Specifications and prerequisites for a system for parsing Latin morphology

For most of this academic year, I’ve been working on a system for parsing Greek morphology. The mutual interaction of movable accents and morphology means that traditional approaches to parsing natural languages don’t apply to ancient Greek. In fact, no published algorithm that I have seen for analyzing natural language morphology succeeds with Greek. Oops!

Latin poses no such problems, which is probaby one reason why there are already multiple working Latin parsers. From my work on Greek morphology, however, I’ve realized that there is still room for a different kind of Latin parsing system, and that it may even be a relatively straightforward task to build such a system. When I need a break from the challenges of Greek morphology, therefore, I plan to dabble with building a Latin parsing system, and will document those efforts in tagged blog posts.

To begin with, then, what specifications would justify the effort of building yet another system for working with Latin morphology?

Requirements

My goal is not to build an end-user application for working with Latin morphology. Instead, I want to design a morphological parsing library that can be used for any kind of morphologically aware research- or pedagogical application working with Latin texts. I’ve become persuaded of the value of four requirements that I haven’t found in other Latin morphological parsers.

1. A corpus-linguistic perspective. A morphological library should not really offer a Latin parser: it should offer a system for building Latin parsers, tailored to a specific set of texts. It should be straightforward to compile a new parser with a specific set of inflectional rules and a specific lexicon of morphological stems for a given set of texts.
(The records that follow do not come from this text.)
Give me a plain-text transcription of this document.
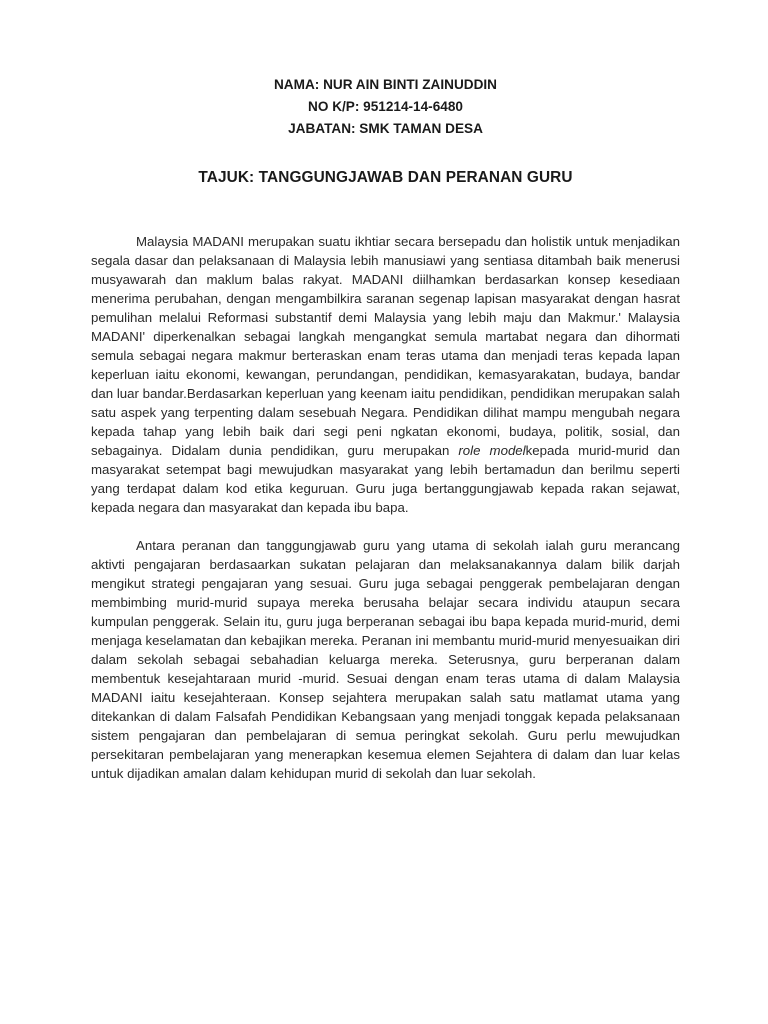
NAMA: NUR AIN BINTI ZAINUDDIN

NO K/P: 951214-14-6480

JABATAN: SMK TAMAN DESA

TAJUK: TANGGUNGJAWAB DAN PERANAN GURU

Malaysia MADANI merupakan suatu ikhtiar secara bersepadu dan holistik untuk menjadikan segala dasar dan pelaksanaan di Malaysia lebih manusiawi yang sentiasa ditambah baik menerusi musyawarah dan maklum balas rakyat. MADANI diilhamkan berdasarkan konsep kesediaan menerima perubahan, dengan mengambilkira saranan segenap lapisan masyarakat dengan hasrat pemulihan melalui Reformasi substantif demi Malaysia yang lebih maju dan Makmur.' Malaysia MADANI' diperkenalkan sebagai langkah mengangkat semula martabat negara dan dihormati semula sebagai negara makmur berteraskan enam teras utama dan menjadi teras kepada lapan keperluan iaitu ekonomi, kewangan, perundangan, pendidikan, kemasyarakatan, budaya, bandar dan luar bandar.Berdasarkan keperluan yang keenam iaitu pendidikan, pendidikan merupakan salah satu aspek yang terpenting dalam sesebuah Negara. Pendidikan dilihat mampu mengubah negara kepada tahap yang lebih baik dari segi peni ngkatan ekonomi, budaya, politik, sosial, dan sebagainya. Didalam dunia pendidikan, guru merupakan role modelkepada murid-murid dan masyarakat setempat bagi mewujudkan masyarakat yang lebih bertamadun dan berilmu seperti yang terdapat dalam kod etika keguruan. Guru juga bertanggungjawab kepada rakan sejawat, kepada negara dan masyarakat dan kepada ibu bapa.

Antara peranan dan tanggungjawab guru yang utama di sekolah ialah guru merancang aktivti pengajaran berdasaarkan sukatan pelajaran dan melaksanakannya dalam bilik darjah mengikut strategi pengajaran yang sesuai. Guru juga sebagai penggerak pembelajaran dengan membimbing murid-murid supaya mereka berusaha belajar secara individu ataupun secara kumpulan penggerak. Selain itu, guru juga berperanan sebagai ibu bapa kepada murid-murid, demi menjaga keselamatan dan kebajikan mereka. Peranan ini membantu murid-murid menyesuaikan diri dalam sekolah sebagai sebahadian keluarga mereka. Seterusnya, guru berperanan dalam membentuk kesejahtaraan murid -murid. Sesuai dengan enam teras utama di dalam Malaysia MADANI iaitu kesejahteraan. Konsep sejahtera merupakan salah satu matlamat utama yang ditekankan di dalam Falsafah Pendidikan Kebangsaan yang menjadi tonggak kepada pelaksanaan sistem pengajaran dan pembelajaran di semua peringkat sekolah. Guru perlu mewujudkan persekitaran pembelajaran yang menerapkan kesemua elemen Sejahtera di dalam dan luar kelas untuk dijadikan amalan dalam kehidupan murid di sekolah dan luar sekolah.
2. Citable analyses. A parser should analyze valid Latin morphological tokens, represented as strings, but its analysis should be a structure including a citable lexical entity, and a citable form, both identified by stable URNs. In addition, since the parsing system works internally with a colleciton of inflectional rules and a lexicon of morphological stems, these should also be citable by URN, in order to indicate precisely what combination of stem and inflection lead to the analysis of lexical entity and form. The structure for a single analysis therefore includes four URNs: the lexical entity, the form, the morphological stem, and the inflectional rule.

3. Abstraction of how an orthographic system is implemented. The problem of how Latin is written (including questions like the use of upper and lower case, or representation of vowels and semivowels as i and j or u and v, for example) should be clearly distinguished from morphological parsing: orthography is a separate concern from morphology. It should be possible to define specific Latin parsers for specific text corpora expressed in specific orthographic systems.
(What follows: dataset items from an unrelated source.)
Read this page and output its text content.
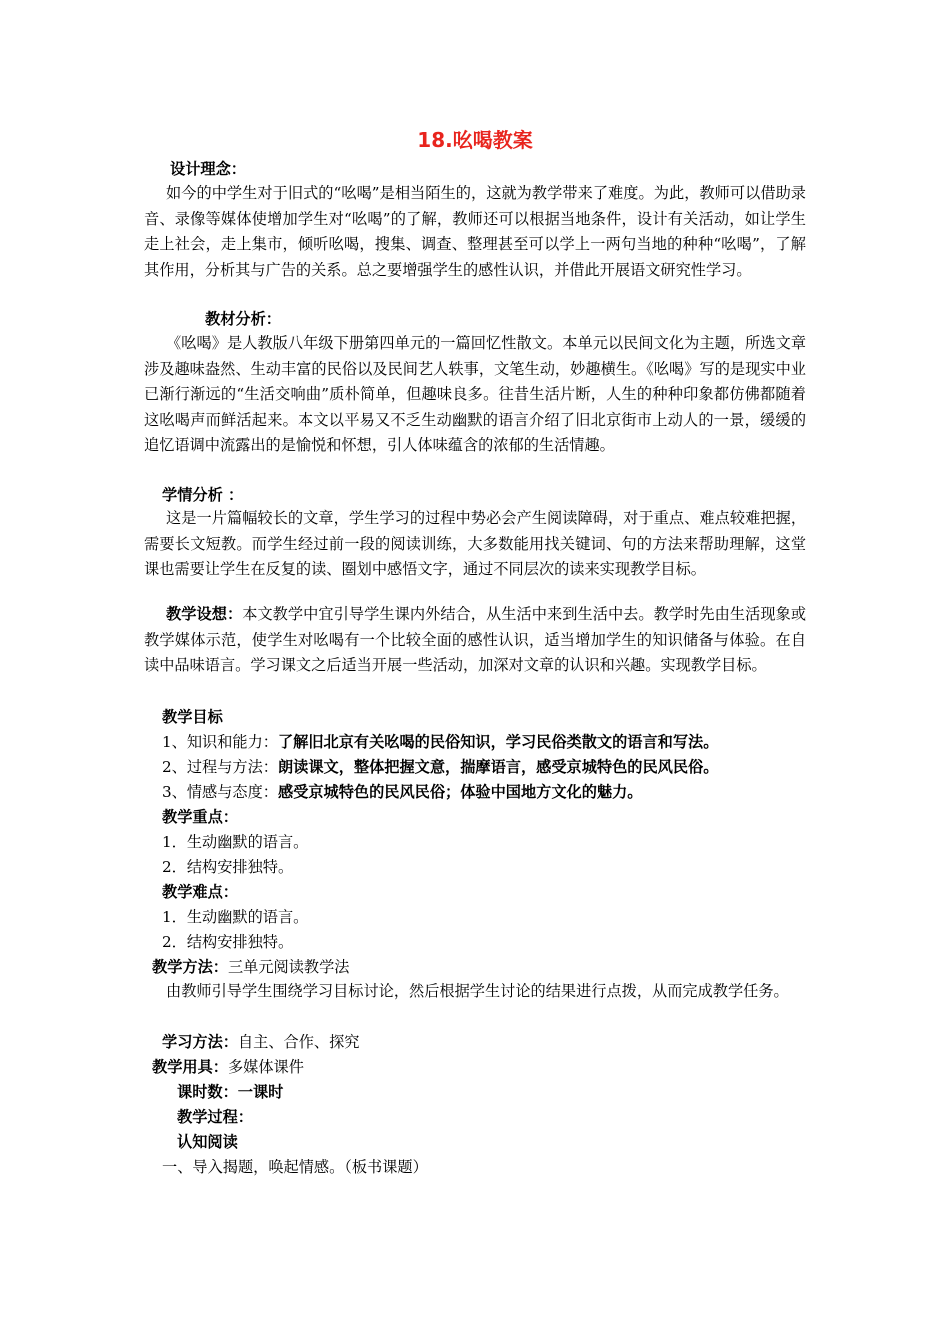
18.吆喝教案
设计理念：
如今的中学生对于旧式的“吆喝”是相当陌生的，这就为教学带来了难度。为此，教师可以借助录音、录像等媒体使增加学生对“吆喝”的了解，教师还可以根据当地条件，设计有关活动，如让学生走上社会，走上集市，倾听吆喝，搜集、调查、整理甚至可以学上一两句当地的种种“吆喝”，了解其作用，分析其与广告的关系。总之要增强学生的感性认识，并借此开展语文研究性学习。
教材分析：
《吆喝》是人教版八年级下册第四单元的一篇回忆性散文。本单元以民间文化为主题，所选文章涉及趣味盎然、生动丰富的民俗以及民间艺人轶事，文笔生动，妙趣横生。《吆喝》写的是现实中业已渐行渐远的“生活交响曲”质朴简单，但趣味良多。往昔生活片断，人生的种种印象都仿佛都随着这吆喝声而鲜活起来。本文以平易又不乏生动幽默的语言介绍了旧北京街市上动人的一景，缓缓的追忆语调中流露出的是愉悦和怀想，引人体味蕴含的浓郁的生活情趣。
学情分析 ：
这是一片篇幅较长的文章，学生学习的过程中势必会产生阅读障碍，对于重点、难点较难把握，需要长文短教。而学生经过前一段的阅读训练，大多数能用找关键词、句的方法来帮助理解，这堂课也需要让学生在反复的读、圈划中感悟文字，通过不同层次的读来实现教学目标。
教学设想：本文教学中宜引导学生课内外结合，从生活中来到生活中去。教学时先由生活现象或教学媒体示范，使学生对吆喝有一个比较全面的感性认识，适当增加学生的知识储备与体验。在自读中品味语言。学习课文之后适当开展一些活动，加深对文章的认识和兴趣。实现教学目标。
教学目标
1、知识和能力：了解旧北京有关吆喝的民俗知识，学习民俗类散文的语言和写法。
2、过程与方法：朗读课文，整体把握文意，揣摩语言，感受京城特色的民风民俗。
3、情感与态度：感受京城特色的民风民俗；体验中国地方文化的魅力。
教学重点：
1．生动幽默的语言。
2．结构安排独特。
教学难点：
1．生动幽默的语言。
2．结构安排独特。
教学方法：三单元阅读教学法
由教师引导学生围绕学习目标讨论，然后根据学生讨论的结果进行点拨，从而完成教学任务。
学习方法：自主、合作、探究
教学用具：多媒体课件
课时数：一课时
教学过程：
认知阅读
一、导入揭题，唤起情感。（板书课题）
4. Composition of new parsers from simple tabular data sources. A flexible system for building Latin parsers dynamically should work from simple, easily managed data sources. It should be possible to compile inflectional patterns and morphological stem data from delimited text files in a simple tabular format, so that for a Latin scholar the task of writing a new parser can be reduced to filling out or modifying tabular data forms.

System infrastructure

In subsequent posts in this series, I plan to discuss how I implement a parsing system satisfying the preceding requirements. I intend to develop the system in the same kind of environment I’ve used for parsing Greek, so if you’d like to play along at home, here is a full list of the technical prerequisites:

  • for an automated build system, gradle (http://gradle.org/)
  • gradle in turn requires java (I plan to build on java 7)
  • the Stuttgart FST tools (SFST), a tool kit for working with the most widely used technology for morphological parsers, finite state transducers (http://www.cis.uni-muenchen.de/~schmid/tools/SFST/)
  • for compiling finite state transducers with SFST, *nix make

These prerequisites are all readily available in open source implementations. Because the SFST tools are easily installed from debian packages, I tend to work on morphological parsing in debian-based Linux systems (such as Ubuntu, or Elementary OS), but you can replicate this parsing work on any operating system when these prerequisites are installed.